Are black holes time machines? Yes, but there is a catch.
Black holes form natural time machines that allow travel to both the past and the future. But don’t expect to return anytime soon to visit the dinosaurs.
At present, we don’t have a spacecraft that can get us close to a black hole. But, even leaving that little detail aside, trying to travel back in time using a black hole might be the last thing you ever do.
What are black holes?
A black hole is an extremely massive object that usually forms when a dying star collapses in on itself.
Like planets and stars, black holes have gravitational fields around them. A gravitational field is what keeps us glued to the Earth and what makes the Earth revolve around the Sun.
As a general rule, the more massive an object is, the stronger its gravitational field.
Earth’s gravitational field makes it extremely difficult to reach space. That’s why we build rockets: we have to travel very fast to get out of Earth’s gravity.
The gravitational field of a black hole is so strong that not even light can escape. That’s impressive, since light is the fastest thing known to science!
By the way, that’s why black holes are black: we can’t bounce light off a black hole the way we might bounce a flashlight off a tree in the dark.
albert einstein general theory of relativity tells us that matter and energy have a curious effect on the universe. Matter and energy bend and stretch space. The more massive an object is, the more space is stretched and bent around it.
A massive object creates a kind of valley in space. When objects get close, they fall into the valley.
This is why when you get close enough to any massive object, including a black hole, you fall towards it. It’s also why light can’t escape a black hole: The sides of the valley are so steep that light doesn’t go fast enough to get out.
The valley created by a black hole becomes steeper and steeper as you approach it from a distance. The point at which it becomes so steep that light cannot escape is called the event horizon.
Event horizons are not only interesting to would-be time travelers: they are also interesting to philosophers, because they have implications for how we understand the nature of time.
When space stretches, so does time. A watch that is close to a massive object will tick more slowly than one that is close to a much less massive object.
A clock near a black hole will tick very slowly compared to one on Earth. One year near a black hole could mean 80 years on Earth, as you may have seen illustrated in the movie. Interstellar.
In this way, black holes can be used to travel to the future. If you want to jump into the future of Earth, just fly near a black hole and then return to Earth.
If you get close enough to the center of the black hole, your clock will slow down, but you should still be able to escape as long as you don’t cross the event horizon.
loops in time
What about the past? This is where things get really interesting. A black hole bends time so much that it can wrap back around itself.
Imagine taking a piece of paper and joining the two ends together to form a bow. That’s what a black hole seems to do over time.
This creates a natural time machine. If you could somehow get into the loop, which physicists call a closed time loop, you’d find yourself on a trajectory through space that starts in the future and ends in the past.
Within the cycle, you will also find that cause and effect become difficult to disentangle. Things in the past make things happen in the future, which in turn make things happen in the past!

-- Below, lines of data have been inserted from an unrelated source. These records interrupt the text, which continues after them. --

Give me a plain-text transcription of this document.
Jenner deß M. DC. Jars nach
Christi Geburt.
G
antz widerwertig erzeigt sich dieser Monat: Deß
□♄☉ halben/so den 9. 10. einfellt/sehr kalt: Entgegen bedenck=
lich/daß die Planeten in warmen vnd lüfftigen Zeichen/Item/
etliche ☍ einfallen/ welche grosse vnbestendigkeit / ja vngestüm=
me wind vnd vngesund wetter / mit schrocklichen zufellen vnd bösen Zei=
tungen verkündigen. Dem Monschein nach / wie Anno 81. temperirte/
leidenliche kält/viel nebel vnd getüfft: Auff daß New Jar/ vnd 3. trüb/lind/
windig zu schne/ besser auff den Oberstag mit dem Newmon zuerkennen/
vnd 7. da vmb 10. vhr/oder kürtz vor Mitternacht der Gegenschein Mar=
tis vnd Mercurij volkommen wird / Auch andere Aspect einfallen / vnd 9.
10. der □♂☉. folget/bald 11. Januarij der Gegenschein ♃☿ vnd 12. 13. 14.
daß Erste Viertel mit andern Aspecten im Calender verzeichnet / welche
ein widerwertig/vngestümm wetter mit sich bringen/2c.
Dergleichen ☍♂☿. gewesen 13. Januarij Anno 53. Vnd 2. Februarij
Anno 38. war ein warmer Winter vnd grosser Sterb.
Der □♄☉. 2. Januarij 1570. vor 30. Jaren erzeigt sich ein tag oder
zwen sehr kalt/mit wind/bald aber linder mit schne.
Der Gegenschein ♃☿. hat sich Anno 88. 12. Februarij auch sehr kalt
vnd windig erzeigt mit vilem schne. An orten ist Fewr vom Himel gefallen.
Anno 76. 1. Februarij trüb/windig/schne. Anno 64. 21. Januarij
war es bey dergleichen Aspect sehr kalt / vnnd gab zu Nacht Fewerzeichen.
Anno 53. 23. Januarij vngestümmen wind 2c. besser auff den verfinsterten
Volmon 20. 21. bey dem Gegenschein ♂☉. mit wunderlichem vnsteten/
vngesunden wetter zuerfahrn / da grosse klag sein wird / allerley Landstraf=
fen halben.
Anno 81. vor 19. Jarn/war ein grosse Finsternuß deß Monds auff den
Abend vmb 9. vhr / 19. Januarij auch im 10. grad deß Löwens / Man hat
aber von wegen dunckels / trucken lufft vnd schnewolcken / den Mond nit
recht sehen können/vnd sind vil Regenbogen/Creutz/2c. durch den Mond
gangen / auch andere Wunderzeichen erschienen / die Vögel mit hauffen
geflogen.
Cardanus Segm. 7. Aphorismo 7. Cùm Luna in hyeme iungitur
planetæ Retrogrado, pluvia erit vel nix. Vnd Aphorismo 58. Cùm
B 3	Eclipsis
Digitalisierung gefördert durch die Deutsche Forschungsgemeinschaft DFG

So, you have found a black hole and you want to use your trusty spaceship to go back and visit the dinosaurs. Good luck.
There are three problems. First, you can only travel to the past of the black hole. That means if the black hole was created after the dinosaurs went extinct, then you won’t be able to go back far enough.
Second, you would probably have to cross the event horizon to enter the loop. This means that to exit the loop at a certain time in the past, you must exit the event horizon. That means traveling faster than light, which we’re pretty sure is impossible.
Third, and probably worst of all, you and your ship would suffer.”spaghettification“. Sounds delicious, right?
Unfortunately, it is not. Crossing the event horizon, he would be stretched out, like a noodle. In fact, you’d probably be so stretched out that you’d just be a chain of atoms spiraling into the void.
So while it’s fun to think about the time-warping properties of black holes, for the foreseeable future that visit to the dinosaurs will have to remain in the realm of fantasy.
Sam Baron is Associate Professor of Philosophy of Science at the Australian Catholic University. This piece first appeared in The conversation.